На оборонных заводах подобные дизайн-центры существуют, но они узкоспециализированные. А в данном случае идет речь о массовых рынках. Я надеюсь, что все это осуществится. Это позволило бы снизить нашу зависимость от международных производителей.

«Битва за кадры никогда не закончится. Появляются новые проекты, на которые требуются не вообще айтишники, а, например, аналитик в области баз данных с большой квалификацией и на высокую зарплату. Иногда такие заказы прилетают из-за рубежа» «Битва за кадры никогда не закончится. Появляются новые проекты, на которые требуются не вообще айтишники, а, например, аналитик в области баз данных с большой квалификацией и на высокую зарплату. Иногда такие заказы прилетают из-за рубежа» Фото: Андрей Титов

«Мы будем стараться, чтобы следующий год был лучше, чем этот»

— В айтишных ТГ-чатах очень много жалоб на условия труда на линиях производства ICL КПО-ВС. Мол, работают по 6–7 дней в неделю, не оформляют в штат (работа по ГПХ), сильная текучка, неуважение кадров, маленькая заработная плата. Правда ли это? (Анатолий)

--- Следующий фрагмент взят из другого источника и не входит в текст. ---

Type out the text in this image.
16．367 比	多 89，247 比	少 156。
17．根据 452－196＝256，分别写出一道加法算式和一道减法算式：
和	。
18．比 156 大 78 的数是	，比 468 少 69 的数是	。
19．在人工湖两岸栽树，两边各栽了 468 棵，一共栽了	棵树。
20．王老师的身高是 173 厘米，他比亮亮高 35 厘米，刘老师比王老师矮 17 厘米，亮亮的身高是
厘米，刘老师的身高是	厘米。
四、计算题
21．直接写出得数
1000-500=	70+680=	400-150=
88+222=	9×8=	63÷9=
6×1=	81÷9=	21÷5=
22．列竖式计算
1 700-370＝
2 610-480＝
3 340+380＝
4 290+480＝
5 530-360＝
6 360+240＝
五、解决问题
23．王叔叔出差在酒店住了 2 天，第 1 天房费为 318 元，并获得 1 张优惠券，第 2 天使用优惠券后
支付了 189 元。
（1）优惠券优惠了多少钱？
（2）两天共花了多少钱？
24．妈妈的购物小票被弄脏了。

— Это неправда. Во-первых, почему не оформляем в штат. Часть людей у нас в штате. Но я уже говорил о неравномерной загрузке производства, и, когда нужно работать без выходных в три смены, мы привлекаем дополнительные кадры, как правило, молодежь, в том числе и студентов. Это не будет постоянная занятость, но мы платим им неплохие деньги. Привлекаем людей на рабочие профессии: упаковка, простые операции на сборке. И они получают по 1,5 тысячи рублей в смену. В третью смену и в выходные дни ставка больше — 3 тысячи. За месяц люди получают 40–60 тысяч рублей. Не на каждом производстве столько платят. Возят их вахтовыми автобусами.

— Сколько всего людей сегодня работает в ICL? Штат уменьшился или увеличился?

— Штат пока не уменьшился, работают около 4 тысяч.

— Битва за кадры закончилась?

— Битва за кадры никогда не закончится. Появляются новые проекты, на которые требуются не вообще айтишники, а, например, аналитик в области баз данных с большой квалификацией и на высокую зарплату. Иногда такие заказы прилетают из-за рубежа. Думаю, они останутся: кто-то уехал на Запад, и у него возникла возможность реализовать проект. Фрилансеры появились в 90-х годах, и эти ребята остались, их количество увеличивается. Битва за кадры осталась, но чаще это узкие рынки, конкретные специальности.

— Какая средняя зарплата у вас?

— Средняя зарплата айтишников у нас давно больше 100 тысяч рублей, есть люди, которые зарабатывают  250–300 тысяч, на менее квалифицированной работе — 70–80 тысяч, на заводе от 40–60 тысяч рублей.

— Это вместе с налогами?

— Нет, налоги платит компания.

— В этом году результаты работы ICL впечатляющие, а какой прогноз на следующий год?

— Расти быстрее рынка. Надо верить в то, что все самое лучшее у нас впереди и оно наступит. Мы будем стараться, чтобы следующий год был лучше, чем этот. Я считаю, слова материальны, поэтому всегда говорю, что завтра будет лучше, чем вчера…

— Виктор Васильевич, спасибо за интересный и оптимистичный разговор. Удачи вам!